Rossano Galtarossa

Personal information
- Nationality: Italian
- Born: 6 July 1972 (age 53) Padua, Italy

Medal record
Men's rowing
Representing Italy
Olympic Games
| Gold medal – first place | 2000 Sydney | Quadruple sculls |
| Silver medal – second place | 2008 Beijing | Quadruple sculls |
| Bronze medal – third place | 1992 Barcelona | Quadruple sculls |
| Bronze medal – third place | 2004 Athens | Double Sculls |
World Championships
| Gold medal – first place | 1994 Indianapolis | Quadruple Sculls |
| Gold medal – first place | 1995 Tampere | Quadruple Sculls |
| Gold medal – first place | 1997 Aiguebelette | Quadruple Sculls |
| Gold medal – first place | 1998 Cologne | Quadruple Sculls |
| Silver medal – second place | 2003 Milan | Double Sculls |
| Bronze medal – third place | 1993 Račice | Quadruple Sculls |
| Bronze medal – third place | 2001 Lucerne | Double Sculls |
| Bronze medal – third place | 2002 Seville | Quadruple Sculls |

= Rossano Galtarossa =

Italian rower (born 1972)

Rossano Galtarossa (born 6 July 1972 in Padua) is an Italian competition rower and Olympic champion.

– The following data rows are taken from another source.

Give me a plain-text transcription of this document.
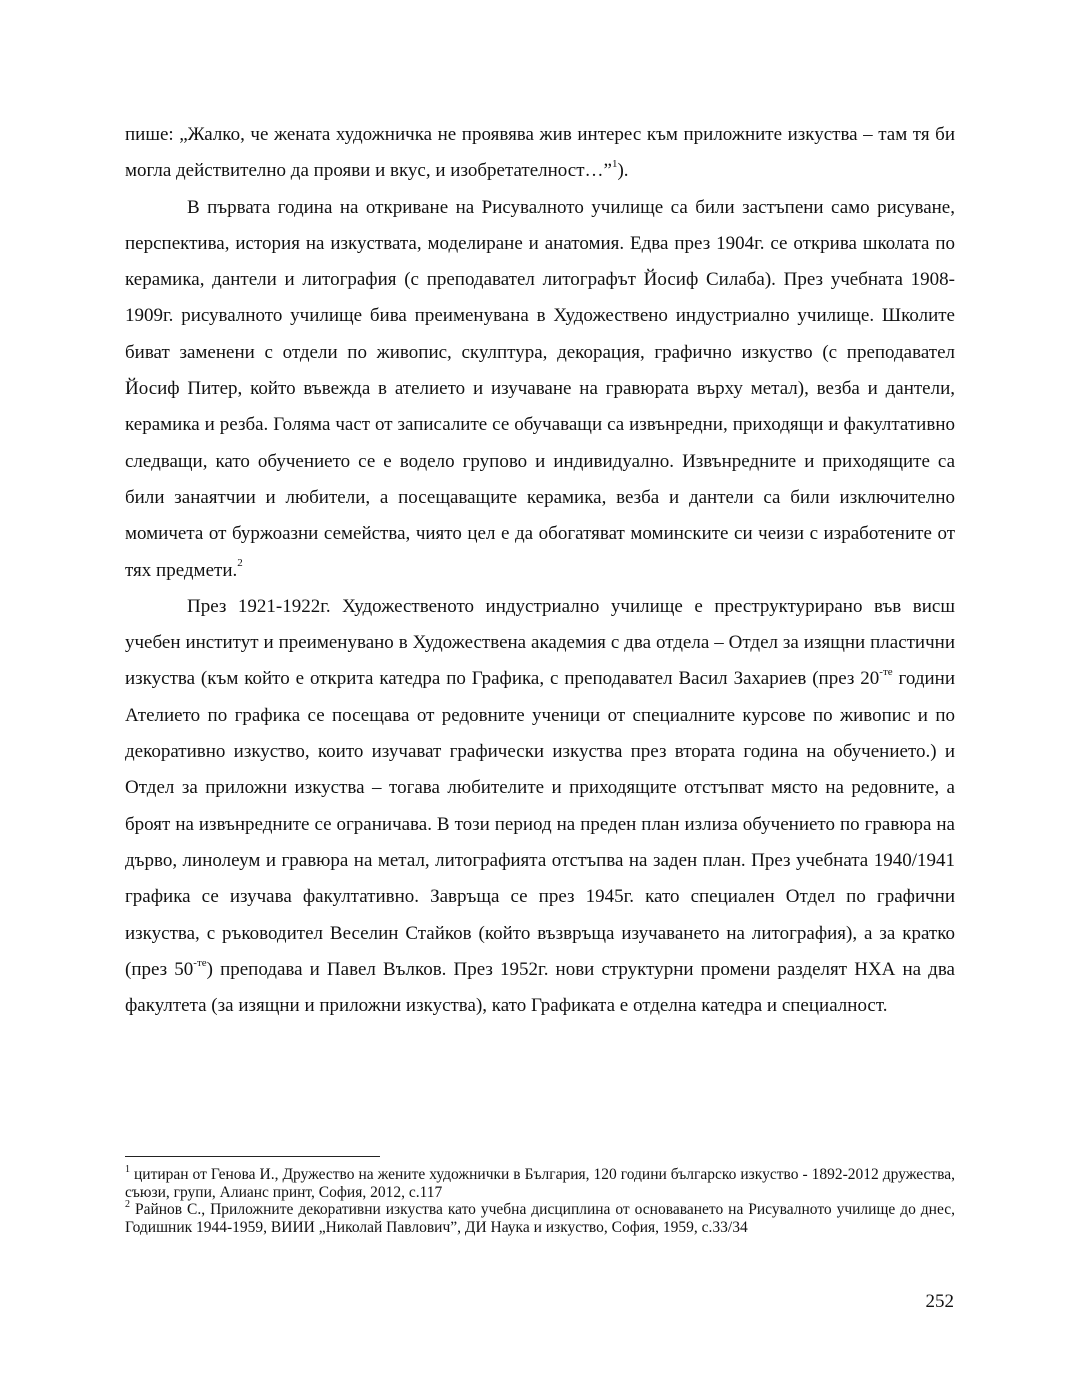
пише: „Жалко, че жената художничка не проявява жив интерес към приложните изкуства – там тя би могла действително да прояви и вкус, и изобретателност…”$^1$).

В първата година на откриване на Рисувалното училище са били застъпени само рисуване, перспектива, история на изкуствата, моделиране и анатомия. Едва през 1904г. се открива школата по керамика, дантели и литография (с преподавател литографът Йосиф Силаба). През учебната 1908-1909г. рисувалното училище бива преименувана в Художествено индустриално училище. Школите биват заменени с отдели по живопис, скулптура, декорация, графично изкуство (с преподавател Йосиф Питер, който въвежда в ателието и изучаване на гравюрата върху метал), везба и дантели, керамика и резба. Голяма част от записалите се обучаващи са извънредни, приходящи и факултативно следващи, като обучението се е водело групово и индивидуално. Извънредните и приходящите са били занаятчии и любители, а посещаващите керамика, везба и дантели са били изключително момичета от буржоазни семейства, чиято цел е да обогатяват моминските си чеизи с изработените от тях предмети.$^2$

През 1921-1922г. Художественото индустриално училище е преструктурирано във висш учебен институт и преименувано в Художествена академия с два отдела – Отдел за изящни пластични изкуства (към който е открита катедра по Графика, с преподавател Васил Захариев (през $20^{-те}$ години Ателието по графика се посещава от редовните ученици от специалните курсове по живопис и по декоративно изкуство, които изучават графически изкуства през втората година на обучението.) и Отдел за приложни изкуства – тогава любителите и приходящите отстъпват място на редовните, а броят на извънредните се ограничава. В този период на преден план излиза обучението по гравюра на дърво, линолеум и гравюра на метал, литографията отстъпва на заден план. През учебната 1940/1941 графика се изучава факултативно. Завръща се през 1945г. като специален Отдел по графични изкуства, с ръководител Веселин Стайков (който възвръща изучаването на литография), а за кратко (през $50^{-те}$) преподава и Павел Вълков. През 1952г. нови структурни промени разделят НХА на два факултета (за изящни и приложни изкуства), като Графиката е отделна катедра и специалност.

$^1$ цитиран от Генова И., Дружество на жените художнички в България, 120 години българско изкуство - 1892-2012 дружества, съюзи, групи, Алианс принт, София, 2012, с.117

$^2$ Райнов С., Приложните декоративни изкуства като учебна дисциплина от основаването на Рисувалното училище до днес, Годишник 1944-1959, ВИИИ „Николай Павлович”, ДИ Наука и изкуство, София, 1959, с.33/34

252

He received a gold medal in quadruple sculls at the 2000 Summer Olympics in Sydney, together with Agostino Abbagnale, Simone Raineri, and Alessio Sartori.

He received a silver medal in quadruple sculls at the 2008 Summer Olympics in Beijing.

He received a bronze medal in quadruple sculls at the 1992 Summer Olympics in Barcelona and in double sculls at the 2004 Summer Olympics in Athens, with Alessio Sartori.